For accessing the file, you can use the ifstream
class. I haven't found a way
to read all the file data with one method call, so the next best thing is to
find out the size of the file, and then read exactly that number of bytes.
With the help of the information found in Modern C++ Programming Cookbook, 2nd Ed by Marius Bancila, I came up with the following helper function:
#include <fstream> #include <iterator> #include <vector> std::vector<std::byte> readFileData(const std::string& name) { std::ifstream inputFile(name, std::ios_base::binary); // Determine the length of the file by seeking // to the end of the file, reading the value of the // position indicator, and then seeking back to the beginning. inputFile.seekg(0, std::ios_base::end); auto length = inputFile.tellg(); inputFile.seekg(0, std::ios_base::beg); // Make a buffer of the exact size of the file and read the data into it. std::vector<std::byte> buffer(length); inputFile.read(reinterpret_cast<char*>(buffer.data()), length); inputFile.close(); return buffer; }
Note that this function does not perform error checking when the file is opened, or try to find out if the read succeeded.
What I find weird is that there is no read
function for std::byte
,
which is conceptually wrong because std::byte
would be exactly the right type here.
Instead, you need to use
reinterpret_cast
.
Of course, it's all bits anyway, but I would like them to be the most obvious and correct bits.
You could specify the size of the vector when you initialize it, but you need to be careful:
if you use the uniform initialization syntax of Modern C++ (curly brackets around the value),
like std::vector<std::byte> buffer{length};
,
you will end up creating a one-element vector with the current value of length
as the sole element.
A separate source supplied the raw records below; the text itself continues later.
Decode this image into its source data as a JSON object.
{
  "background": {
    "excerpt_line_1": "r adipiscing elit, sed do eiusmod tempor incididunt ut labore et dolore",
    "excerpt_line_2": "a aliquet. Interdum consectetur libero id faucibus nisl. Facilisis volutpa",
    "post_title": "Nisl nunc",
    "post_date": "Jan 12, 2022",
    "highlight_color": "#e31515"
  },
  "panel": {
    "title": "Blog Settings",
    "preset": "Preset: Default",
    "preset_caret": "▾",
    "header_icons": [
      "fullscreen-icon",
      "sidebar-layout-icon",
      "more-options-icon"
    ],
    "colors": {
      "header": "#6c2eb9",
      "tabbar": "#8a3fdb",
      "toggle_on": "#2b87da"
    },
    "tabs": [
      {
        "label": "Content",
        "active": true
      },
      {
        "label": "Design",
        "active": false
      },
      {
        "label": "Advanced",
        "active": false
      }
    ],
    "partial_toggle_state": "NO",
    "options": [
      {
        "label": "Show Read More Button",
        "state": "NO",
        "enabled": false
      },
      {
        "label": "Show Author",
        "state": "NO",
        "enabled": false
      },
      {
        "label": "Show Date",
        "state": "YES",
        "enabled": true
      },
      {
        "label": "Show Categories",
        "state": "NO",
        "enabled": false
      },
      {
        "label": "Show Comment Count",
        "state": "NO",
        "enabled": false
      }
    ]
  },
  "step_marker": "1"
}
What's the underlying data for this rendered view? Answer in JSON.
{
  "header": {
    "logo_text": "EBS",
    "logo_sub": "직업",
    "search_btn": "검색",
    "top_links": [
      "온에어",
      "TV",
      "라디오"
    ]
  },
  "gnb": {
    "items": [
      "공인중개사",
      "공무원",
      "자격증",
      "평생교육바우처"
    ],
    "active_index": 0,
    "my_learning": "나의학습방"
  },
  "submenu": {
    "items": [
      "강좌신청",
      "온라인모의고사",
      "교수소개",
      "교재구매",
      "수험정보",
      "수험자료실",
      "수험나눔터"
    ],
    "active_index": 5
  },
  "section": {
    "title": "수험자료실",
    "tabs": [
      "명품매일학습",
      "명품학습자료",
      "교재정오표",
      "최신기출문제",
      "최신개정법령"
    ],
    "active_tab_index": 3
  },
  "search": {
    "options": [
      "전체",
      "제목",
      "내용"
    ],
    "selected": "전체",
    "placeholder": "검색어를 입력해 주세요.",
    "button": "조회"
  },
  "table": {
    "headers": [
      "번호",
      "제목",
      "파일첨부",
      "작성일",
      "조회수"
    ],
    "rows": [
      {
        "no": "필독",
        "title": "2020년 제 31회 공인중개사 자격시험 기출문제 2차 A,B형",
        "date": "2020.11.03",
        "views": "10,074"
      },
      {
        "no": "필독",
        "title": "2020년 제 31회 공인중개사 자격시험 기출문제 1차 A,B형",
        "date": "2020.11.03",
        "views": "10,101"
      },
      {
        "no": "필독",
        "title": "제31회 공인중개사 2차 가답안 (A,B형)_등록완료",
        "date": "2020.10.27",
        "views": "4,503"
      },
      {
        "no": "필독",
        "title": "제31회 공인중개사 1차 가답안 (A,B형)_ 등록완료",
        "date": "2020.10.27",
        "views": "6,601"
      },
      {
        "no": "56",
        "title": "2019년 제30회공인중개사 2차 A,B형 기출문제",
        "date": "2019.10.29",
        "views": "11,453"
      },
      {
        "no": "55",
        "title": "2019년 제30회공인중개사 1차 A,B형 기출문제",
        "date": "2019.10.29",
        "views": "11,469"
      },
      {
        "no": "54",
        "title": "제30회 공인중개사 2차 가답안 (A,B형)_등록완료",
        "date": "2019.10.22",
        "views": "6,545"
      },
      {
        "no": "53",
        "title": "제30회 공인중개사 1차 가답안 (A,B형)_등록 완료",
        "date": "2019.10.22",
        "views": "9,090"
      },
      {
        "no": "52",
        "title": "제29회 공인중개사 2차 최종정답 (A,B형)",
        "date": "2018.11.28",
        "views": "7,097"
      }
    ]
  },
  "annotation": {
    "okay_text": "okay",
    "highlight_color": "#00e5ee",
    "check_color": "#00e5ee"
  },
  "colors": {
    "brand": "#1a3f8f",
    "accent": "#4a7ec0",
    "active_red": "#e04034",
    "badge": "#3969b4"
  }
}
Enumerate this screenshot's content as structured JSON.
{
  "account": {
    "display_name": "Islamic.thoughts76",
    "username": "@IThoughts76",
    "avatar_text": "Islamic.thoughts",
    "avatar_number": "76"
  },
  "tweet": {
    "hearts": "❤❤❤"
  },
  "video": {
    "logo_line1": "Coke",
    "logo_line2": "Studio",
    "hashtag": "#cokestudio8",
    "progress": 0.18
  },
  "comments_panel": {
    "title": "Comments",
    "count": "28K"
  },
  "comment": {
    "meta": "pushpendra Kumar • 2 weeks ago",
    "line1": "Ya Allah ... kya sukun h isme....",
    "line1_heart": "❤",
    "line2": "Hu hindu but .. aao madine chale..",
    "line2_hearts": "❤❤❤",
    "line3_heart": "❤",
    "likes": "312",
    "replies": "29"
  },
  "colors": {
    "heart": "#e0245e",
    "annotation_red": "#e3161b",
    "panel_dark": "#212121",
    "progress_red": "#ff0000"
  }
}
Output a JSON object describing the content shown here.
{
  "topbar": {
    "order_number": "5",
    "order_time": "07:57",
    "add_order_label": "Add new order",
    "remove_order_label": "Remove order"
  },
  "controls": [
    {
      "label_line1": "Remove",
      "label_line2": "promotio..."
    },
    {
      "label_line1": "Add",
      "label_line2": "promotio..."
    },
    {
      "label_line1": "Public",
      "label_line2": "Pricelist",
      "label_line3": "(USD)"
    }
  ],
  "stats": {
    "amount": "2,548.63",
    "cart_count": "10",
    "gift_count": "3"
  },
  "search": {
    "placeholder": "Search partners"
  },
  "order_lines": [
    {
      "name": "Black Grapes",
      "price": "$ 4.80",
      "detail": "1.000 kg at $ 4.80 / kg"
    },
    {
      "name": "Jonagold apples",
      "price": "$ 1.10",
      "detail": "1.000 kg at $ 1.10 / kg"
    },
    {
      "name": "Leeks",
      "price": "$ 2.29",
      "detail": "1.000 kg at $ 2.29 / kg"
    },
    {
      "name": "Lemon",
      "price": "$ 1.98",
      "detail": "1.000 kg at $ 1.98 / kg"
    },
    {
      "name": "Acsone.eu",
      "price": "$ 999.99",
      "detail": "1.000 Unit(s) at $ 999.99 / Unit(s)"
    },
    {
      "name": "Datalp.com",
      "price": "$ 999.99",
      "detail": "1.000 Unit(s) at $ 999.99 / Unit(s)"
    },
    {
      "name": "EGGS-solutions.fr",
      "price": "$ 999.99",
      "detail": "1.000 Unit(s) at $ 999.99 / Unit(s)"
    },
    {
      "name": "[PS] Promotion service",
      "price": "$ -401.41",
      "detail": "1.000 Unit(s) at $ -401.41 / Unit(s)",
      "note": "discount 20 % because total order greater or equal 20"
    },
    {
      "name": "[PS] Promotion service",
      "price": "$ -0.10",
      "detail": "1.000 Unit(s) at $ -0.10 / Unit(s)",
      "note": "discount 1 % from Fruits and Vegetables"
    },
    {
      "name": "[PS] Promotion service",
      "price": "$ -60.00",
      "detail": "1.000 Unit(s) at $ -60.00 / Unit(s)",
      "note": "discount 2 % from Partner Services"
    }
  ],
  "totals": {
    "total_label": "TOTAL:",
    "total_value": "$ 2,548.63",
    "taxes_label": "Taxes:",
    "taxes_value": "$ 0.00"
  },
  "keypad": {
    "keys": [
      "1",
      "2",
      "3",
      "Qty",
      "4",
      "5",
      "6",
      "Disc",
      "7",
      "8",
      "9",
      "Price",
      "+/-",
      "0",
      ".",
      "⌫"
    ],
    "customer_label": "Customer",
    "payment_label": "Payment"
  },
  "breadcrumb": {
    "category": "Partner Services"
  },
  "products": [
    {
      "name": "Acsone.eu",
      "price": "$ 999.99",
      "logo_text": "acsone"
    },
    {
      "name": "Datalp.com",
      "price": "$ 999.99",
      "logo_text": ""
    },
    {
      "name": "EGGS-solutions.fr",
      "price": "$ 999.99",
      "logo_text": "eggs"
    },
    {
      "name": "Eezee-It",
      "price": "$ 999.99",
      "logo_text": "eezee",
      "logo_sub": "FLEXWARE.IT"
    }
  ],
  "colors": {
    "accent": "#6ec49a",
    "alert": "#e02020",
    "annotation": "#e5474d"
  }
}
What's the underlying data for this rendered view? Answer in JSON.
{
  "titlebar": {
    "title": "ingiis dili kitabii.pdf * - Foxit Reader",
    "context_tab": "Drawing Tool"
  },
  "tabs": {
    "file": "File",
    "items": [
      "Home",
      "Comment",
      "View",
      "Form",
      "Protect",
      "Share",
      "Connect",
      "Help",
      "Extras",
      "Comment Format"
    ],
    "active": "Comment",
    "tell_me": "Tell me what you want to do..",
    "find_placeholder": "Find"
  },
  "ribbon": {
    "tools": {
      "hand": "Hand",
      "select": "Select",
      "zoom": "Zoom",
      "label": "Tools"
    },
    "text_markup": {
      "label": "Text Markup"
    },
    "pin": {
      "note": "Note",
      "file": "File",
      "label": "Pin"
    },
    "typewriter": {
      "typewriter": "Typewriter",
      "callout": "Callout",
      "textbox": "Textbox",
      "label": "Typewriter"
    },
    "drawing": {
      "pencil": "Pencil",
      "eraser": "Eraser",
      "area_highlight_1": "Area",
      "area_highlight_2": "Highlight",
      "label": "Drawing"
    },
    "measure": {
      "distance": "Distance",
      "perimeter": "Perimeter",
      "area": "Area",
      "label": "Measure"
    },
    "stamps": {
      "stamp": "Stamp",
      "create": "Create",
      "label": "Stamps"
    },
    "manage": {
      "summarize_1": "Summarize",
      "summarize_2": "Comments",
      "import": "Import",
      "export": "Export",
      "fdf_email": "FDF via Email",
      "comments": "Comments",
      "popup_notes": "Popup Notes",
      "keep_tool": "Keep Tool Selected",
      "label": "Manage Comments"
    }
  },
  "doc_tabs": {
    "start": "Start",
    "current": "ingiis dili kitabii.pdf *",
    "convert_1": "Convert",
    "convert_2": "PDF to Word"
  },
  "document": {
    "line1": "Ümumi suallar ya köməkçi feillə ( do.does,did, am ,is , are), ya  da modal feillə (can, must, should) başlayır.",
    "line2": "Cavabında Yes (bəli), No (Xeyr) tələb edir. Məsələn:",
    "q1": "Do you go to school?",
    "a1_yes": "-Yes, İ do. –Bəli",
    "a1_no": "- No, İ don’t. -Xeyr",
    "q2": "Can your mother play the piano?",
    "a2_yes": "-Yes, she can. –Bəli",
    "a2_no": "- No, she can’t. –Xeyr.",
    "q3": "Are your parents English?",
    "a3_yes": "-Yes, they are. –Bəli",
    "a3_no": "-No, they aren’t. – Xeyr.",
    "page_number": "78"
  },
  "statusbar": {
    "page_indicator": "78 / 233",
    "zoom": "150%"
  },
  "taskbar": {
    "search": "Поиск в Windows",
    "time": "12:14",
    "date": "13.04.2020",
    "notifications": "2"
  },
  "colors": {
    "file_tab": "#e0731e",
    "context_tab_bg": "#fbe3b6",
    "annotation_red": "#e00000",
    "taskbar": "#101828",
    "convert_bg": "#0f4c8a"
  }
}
Instead, you will want to use parentheses, like
std::vector<std::byte> buffer(length);
. Another day, another C++ footgun.
The type of value returned by the tellg
method of std::ifstream
is a
std::fpos
, while the size of the vector is a size_type
, which is usually
a typedef
for std::size_t
, which is... oh, never mind. We seem to have
descended into another pit of madness in the C++ type system. Somehow it all seems to work, where
the definition of "work" is "compiles with clang++ and runs on macOS 12".
Truth be told, the biggest differences in C++ were the need to find out the size of the file, and to make a buffer to hold that exact number of bytes. You can write a helper function to paper over these differences, but shouldn't that be a standard library function?
So there you have it: reading a binary file in Modern C++. It's not exactly the kind of straightforward solution to what must be a common task, so if I'm missing something obvious, then please let me know!